Projects range from seed saving to bike maintenance to creation of a family almanac. They’ve gone mushroom hunting, practiced knot skills, and (on rainy days) learned knitting and mending. They’re working on a fire pit and hoping to build a treehouse.
The day I was there, the students were studying how to move a heavy sandstone block down a sloping driveway from the front yard to the back. They were to place it into a rectangular hole in the dirt, forming part of an herb garden’s perimeter. The emphasis was on problem solving, collaborative effort, and applying their study of friction and levers.
This was no small task and involved an array of tools, including something I’d never heard of called a cant hook. The mom/teachers, Stacey and Dani, encouraged them to try out every idea and see what worked best. The kids worked by experimentation, reasoning, puzzling, trying, and talking—displaying remarkable tenacity through the whole process.

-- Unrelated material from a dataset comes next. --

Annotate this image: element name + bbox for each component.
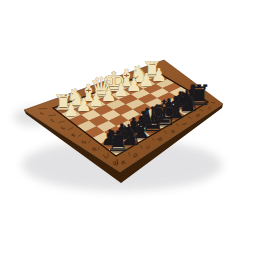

There was not one temper tantrum. I could see that the communication skills these kids develop through group projects will go a long way toward smoothing their way in the world—while also contributing to the healing of that same world.

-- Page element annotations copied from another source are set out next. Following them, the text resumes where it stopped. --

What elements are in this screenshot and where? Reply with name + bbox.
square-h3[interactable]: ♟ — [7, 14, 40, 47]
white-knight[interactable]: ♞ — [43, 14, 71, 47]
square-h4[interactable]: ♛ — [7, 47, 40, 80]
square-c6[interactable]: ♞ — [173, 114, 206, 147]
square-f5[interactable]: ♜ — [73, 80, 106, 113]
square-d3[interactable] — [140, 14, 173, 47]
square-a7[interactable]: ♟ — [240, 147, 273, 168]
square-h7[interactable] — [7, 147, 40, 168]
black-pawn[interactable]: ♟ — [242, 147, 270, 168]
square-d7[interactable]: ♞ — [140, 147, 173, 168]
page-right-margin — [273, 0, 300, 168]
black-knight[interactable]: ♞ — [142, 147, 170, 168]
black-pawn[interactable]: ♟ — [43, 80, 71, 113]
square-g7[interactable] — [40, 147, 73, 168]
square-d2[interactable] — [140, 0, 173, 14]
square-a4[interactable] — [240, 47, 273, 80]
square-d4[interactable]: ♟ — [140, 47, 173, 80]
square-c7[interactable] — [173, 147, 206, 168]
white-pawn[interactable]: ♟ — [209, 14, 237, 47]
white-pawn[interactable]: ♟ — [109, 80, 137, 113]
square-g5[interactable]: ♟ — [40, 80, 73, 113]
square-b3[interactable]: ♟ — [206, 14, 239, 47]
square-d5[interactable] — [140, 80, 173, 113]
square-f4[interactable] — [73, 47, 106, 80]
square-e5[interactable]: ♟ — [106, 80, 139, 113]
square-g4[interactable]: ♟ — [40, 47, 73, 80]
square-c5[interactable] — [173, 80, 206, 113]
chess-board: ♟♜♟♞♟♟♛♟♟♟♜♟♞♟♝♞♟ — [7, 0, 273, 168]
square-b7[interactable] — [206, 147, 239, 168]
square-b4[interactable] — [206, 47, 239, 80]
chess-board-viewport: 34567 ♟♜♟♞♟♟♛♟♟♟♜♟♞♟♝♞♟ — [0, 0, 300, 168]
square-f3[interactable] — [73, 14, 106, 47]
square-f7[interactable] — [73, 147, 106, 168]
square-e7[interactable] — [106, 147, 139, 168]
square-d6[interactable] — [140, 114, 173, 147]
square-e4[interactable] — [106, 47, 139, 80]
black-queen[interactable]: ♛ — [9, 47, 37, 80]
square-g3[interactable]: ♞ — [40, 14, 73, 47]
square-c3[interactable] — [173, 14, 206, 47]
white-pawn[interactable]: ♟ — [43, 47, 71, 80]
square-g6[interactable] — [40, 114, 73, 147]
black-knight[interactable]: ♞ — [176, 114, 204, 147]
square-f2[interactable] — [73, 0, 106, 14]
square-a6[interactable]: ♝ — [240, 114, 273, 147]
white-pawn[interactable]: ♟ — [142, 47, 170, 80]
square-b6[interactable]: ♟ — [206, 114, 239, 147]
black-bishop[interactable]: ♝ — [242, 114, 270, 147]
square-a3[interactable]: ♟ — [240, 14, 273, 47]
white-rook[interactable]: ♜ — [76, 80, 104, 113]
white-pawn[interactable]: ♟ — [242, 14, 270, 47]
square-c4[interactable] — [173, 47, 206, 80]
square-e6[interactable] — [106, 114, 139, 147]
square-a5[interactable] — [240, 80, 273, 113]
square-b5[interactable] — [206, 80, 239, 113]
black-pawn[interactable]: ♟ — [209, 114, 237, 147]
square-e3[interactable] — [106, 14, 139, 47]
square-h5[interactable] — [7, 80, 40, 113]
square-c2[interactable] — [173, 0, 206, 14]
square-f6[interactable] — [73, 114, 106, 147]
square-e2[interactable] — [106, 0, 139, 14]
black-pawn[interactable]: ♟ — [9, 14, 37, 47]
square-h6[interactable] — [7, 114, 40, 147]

Stacey says she’s motivated by a belief that children can be the instigators of deep change. “I try to not spend a lot of time in a fear/worry place (even though it is hard sometimes), and in doing this mentor joy, hope, the power we have, and that change is possible. When children/adults have trust in themselves, self-empowerment and understanding of the world, beautiful things happen!”
“I think they are continually seeing how they make a difference and create change.”

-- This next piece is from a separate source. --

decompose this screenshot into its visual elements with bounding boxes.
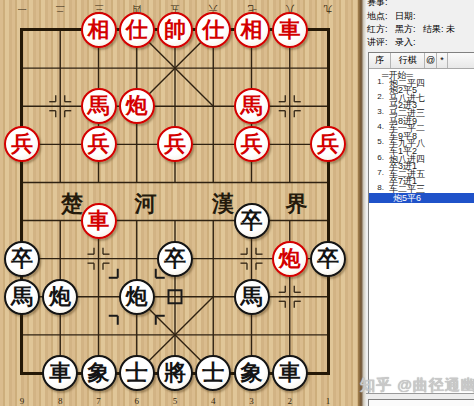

By the end of my visit, the children had moved one monstrously heavy block into place in the back yard, where it will begin the delineation of an herb spiral. There was great cheering when the block was finally nestled into place.
As results-oriented as we are these days, this may not seem like much for several hours’ work. But in the process, they learned to learn, to cooperate, and to not fear failure.
Watching them, I wondered how my life would be different if I had had these sorts of experiences in my own childhood. I might consider myself in a different light now. I might be handy, of all things. At the very least I would be braver, less fearful of being wrong.
This concludes the education series, at least for now. (I could share much more about both the KI school and these homeschoolers, but that’s where the book comes in.)
Nice story Shawndra.
By the way, I know a fellow with a crane…
Tee hee! They are going to get some brawn in for the rest of the job I think, and/or do it gradually over time.